Daylight Studios for Photography
I had a chance to talk with a commercial photographer (Michelle Havens - a.k.a. “The Havenator”) about the pros and cons of a daylight studio. A twenty year veteran, she has worked with daylight studios for the past several years.
Q. What exactly is a daylight studio and what is the point?
It’s a greenhouse for growing little photos into big ones. No seriously, it is a large glassed room that allows natural light into a section of our studio. It’s window light taken to the extreme. There are several reasons you may want to use a daylight studio. You have some of the advantages of outdoor light with the convenience of a controlled environment.

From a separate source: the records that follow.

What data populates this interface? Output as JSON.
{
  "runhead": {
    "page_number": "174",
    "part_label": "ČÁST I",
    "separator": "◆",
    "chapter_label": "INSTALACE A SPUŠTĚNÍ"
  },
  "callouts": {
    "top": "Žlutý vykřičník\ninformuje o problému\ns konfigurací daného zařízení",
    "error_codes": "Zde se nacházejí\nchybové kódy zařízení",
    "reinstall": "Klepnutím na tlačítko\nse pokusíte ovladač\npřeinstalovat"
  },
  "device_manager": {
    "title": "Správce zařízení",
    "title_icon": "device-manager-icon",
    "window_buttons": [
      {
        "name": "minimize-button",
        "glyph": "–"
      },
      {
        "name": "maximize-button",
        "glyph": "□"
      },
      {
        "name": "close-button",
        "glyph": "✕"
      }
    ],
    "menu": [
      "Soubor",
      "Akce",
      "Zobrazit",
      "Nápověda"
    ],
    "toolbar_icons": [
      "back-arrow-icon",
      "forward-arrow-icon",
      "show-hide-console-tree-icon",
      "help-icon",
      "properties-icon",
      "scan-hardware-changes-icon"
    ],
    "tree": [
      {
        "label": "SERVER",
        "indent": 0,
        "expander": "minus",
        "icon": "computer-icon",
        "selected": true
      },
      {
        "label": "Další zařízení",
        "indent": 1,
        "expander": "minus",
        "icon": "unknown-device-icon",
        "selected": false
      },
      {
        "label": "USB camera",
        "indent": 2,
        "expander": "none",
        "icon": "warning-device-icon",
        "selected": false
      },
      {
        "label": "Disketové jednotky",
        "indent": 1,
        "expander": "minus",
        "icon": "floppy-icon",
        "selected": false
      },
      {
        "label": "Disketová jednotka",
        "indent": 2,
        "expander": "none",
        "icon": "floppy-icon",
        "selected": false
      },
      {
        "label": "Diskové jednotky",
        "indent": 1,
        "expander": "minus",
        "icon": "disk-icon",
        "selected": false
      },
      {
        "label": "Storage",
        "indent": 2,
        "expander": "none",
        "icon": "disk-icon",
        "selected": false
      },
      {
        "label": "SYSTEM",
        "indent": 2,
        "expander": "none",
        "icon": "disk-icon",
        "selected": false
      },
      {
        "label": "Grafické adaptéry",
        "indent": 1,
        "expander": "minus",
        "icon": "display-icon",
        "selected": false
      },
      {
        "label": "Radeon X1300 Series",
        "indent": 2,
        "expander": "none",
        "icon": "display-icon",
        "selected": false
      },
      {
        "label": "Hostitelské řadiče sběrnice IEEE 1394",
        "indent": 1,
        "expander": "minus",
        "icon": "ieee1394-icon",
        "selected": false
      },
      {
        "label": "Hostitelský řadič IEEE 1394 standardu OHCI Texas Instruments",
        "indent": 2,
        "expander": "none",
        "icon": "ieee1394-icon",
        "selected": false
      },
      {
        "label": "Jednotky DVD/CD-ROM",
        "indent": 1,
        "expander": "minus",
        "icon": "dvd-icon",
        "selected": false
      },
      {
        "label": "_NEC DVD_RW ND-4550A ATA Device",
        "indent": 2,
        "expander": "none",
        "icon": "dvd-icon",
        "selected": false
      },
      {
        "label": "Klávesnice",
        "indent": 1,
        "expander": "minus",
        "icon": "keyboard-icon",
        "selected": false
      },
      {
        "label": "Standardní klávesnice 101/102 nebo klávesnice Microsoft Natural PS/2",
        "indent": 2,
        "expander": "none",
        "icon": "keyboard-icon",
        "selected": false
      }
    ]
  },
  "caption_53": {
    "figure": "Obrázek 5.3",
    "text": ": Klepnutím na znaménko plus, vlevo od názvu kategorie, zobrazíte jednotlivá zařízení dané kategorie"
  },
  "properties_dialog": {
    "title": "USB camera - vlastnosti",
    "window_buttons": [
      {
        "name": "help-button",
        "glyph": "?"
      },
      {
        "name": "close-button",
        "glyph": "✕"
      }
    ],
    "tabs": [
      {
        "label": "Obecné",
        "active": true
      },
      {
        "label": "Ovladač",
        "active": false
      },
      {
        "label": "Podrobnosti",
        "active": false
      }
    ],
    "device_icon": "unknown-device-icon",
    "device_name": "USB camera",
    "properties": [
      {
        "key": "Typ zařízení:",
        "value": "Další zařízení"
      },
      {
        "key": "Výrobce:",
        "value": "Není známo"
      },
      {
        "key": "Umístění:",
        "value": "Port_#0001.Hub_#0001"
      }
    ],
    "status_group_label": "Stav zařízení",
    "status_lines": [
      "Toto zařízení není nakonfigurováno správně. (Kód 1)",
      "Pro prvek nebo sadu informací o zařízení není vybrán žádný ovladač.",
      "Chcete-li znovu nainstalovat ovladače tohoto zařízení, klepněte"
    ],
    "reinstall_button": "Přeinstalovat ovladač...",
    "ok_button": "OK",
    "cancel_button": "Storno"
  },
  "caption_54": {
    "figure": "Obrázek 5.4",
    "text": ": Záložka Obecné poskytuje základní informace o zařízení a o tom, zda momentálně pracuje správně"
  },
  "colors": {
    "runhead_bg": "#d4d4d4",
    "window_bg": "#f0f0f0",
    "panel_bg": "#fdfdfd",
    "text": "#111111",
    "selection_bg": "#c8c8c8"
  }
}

Q. What kind of look does it give you?
It’s important to point out that it's not just one specific look. The quality of light will vary a lot, just as it would in any outdoor condition. The time of day, the cloud haze, the position of the sun and so on will all affect the look.
Q. So what do you use it for?
Well, I can tell you we don’t use it for high volume work like catalog product work. The light by nature is not predicable and it moves fast. You have about 20 minutes to set up and shoot (and of course get client approvals).
Q. Can you give me an example?
I wouldn’t use it for jewelry, glass or metal objects. But if you were going to shoot certain subjects like say... cowboy boots, or a set with a BBQ grill, it would be great for a hero piece. It can also be wonderful for portrait or editorial work.
Q. Does the daylight studio change your workflow in other ways?
Yes, the approach to light is subtractive. This is very different from a traditional studio environment.